LGAQ chief executive Greg Hallam (Photo: Twitter)
June 21, 2018

The Local Government Association of Queensland (LGAQ) has given a cautious thumbs up to last week’s State Budget because of its implicit commitment to fix flaws in the Council grants system.

LGAQ CEO Greg Hallam said Queensland’s councils were $61 million better off thanks to this year’s State Budget, and have moved closer to the $600 million per annum guaranteed funding target the LGAQ is seeking.

However, Mr Hallam warned that grant reform still had some way to go.

“Having spent a lifetime chasing dollars for councils, with the attendant frustrations of a myriad of grants programs across what has now been five state governments, I will take the commitment to grant reform embedded within the Budget papers this year as the biggest win for the sector,” he said.
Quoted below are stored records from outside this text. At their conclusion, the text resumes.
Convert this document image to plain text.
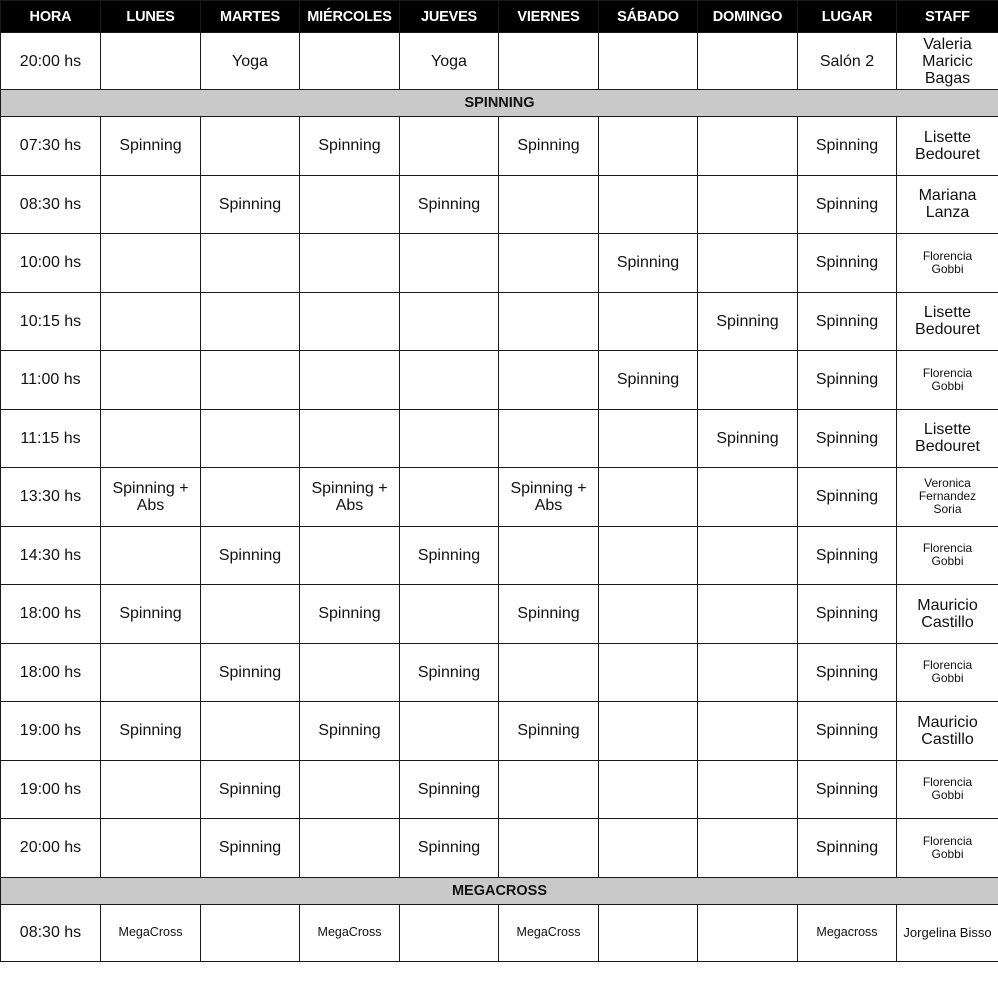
HORA	LUNES	MARTES	MIÉRCOLES	JUEVES	VIERNES	SÁBADO	DOMINGO	LUGAR	STAFF
20:00 hs		Yoga		Yoga				Salón 2	Valeria
Maricic
Bagas

SPINNING									
07:30 hs	Spinning		Spinning		Spinning			Spinning	Lisette
Bedouret

08:30 hs		Spinning		Spinning				Spinning	Mariana
Lanza

10:00 hs						Spinning		Spinning	Florencia
Gobbi

10:15 hs							Spinning	Spinning	Lisette
Bedouret

11:00 hs						Spinning		Spinning	Florencia
Gobbi

11:15 hs							Spinning	Spinning	Lisette
Bedouret

13:30 hs	Spinning +
Abs		Spinning +
Abs		Spinning +
Abs			Spinning	Veronica
Fernandez
Soria

14:30 hs		Spinning		Spinning				Spinning	Florencia
Gobbi

18:00 hs	Spinning		Spinning		Spinning			Spinning	Mauricio
Castillo

18:00 hs		Spinning		Spinning				Spinning	Florencia
Gobbi

19:00 hs	Spinning		Spinning		Spinning			Spinning	Mauricio
Castillo

19:00 hs		Spinning		Spinning				Spinning	Florencia
Gobbi

20:00 hs		Spinning		Spinning				Spinning	Florencia
Gobbi

MEGACROSS									
08:30 hs	MegaCross		MegaCross		MegaCross			Megacross	Jorgelina Bisso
Mr Hallam said he had seen a report carried out by consultants KPMG for Deputy Premier Jackie Trad in the second half of last year which had laid out a blueprint for a future Council grants system.

“It is – without doubt – one of the best pieces of thinking and analysis I’ve seen by state government in all my years at the LGAQ,” he said.

“They nailed it, producing the blueprint for a future grants system – locked-in funding, thematic, flexible, allocative rather than submission-based and (with) simpler acquittal processes. Hallelujah!”

Mr Hallam said in the past few years the Auditor-General had “touched up” councils – sometimes harshly – for not undertaking long term financial planning, but he thought this was unfair in the current situation.

“It’s like fighting with one hand tied behind your back, impossible to do when you don’t know year to year what grant funding councils will receive from 1 William Street,” he said.

“It’s no different to a lottery, made worse if you must find matching grants and you have no discretionary revenues.

“That (grant funding) model is well and truly broken.”

In November 2012, the Queensland Grants Commission slashed the South Burnett’s annual grant allocation by more than $1.4 million without warning.

The sudden loss of funding forced the South Burnett Regional Council to introduce the Road Levy.

It has remained in place ever since, partly because that funding has not been restored and partly because the Federal Government also introduced a three-year freeze on its Financial Assistance Grants (FAGs) in 2016-2018.

The FAGs freeze was estimated to have cost the Council an additional $2.8 million in lost revenues.

Combined, the grant cut and FAGs freeze have cost the Council close to $10 million over the past 5 years.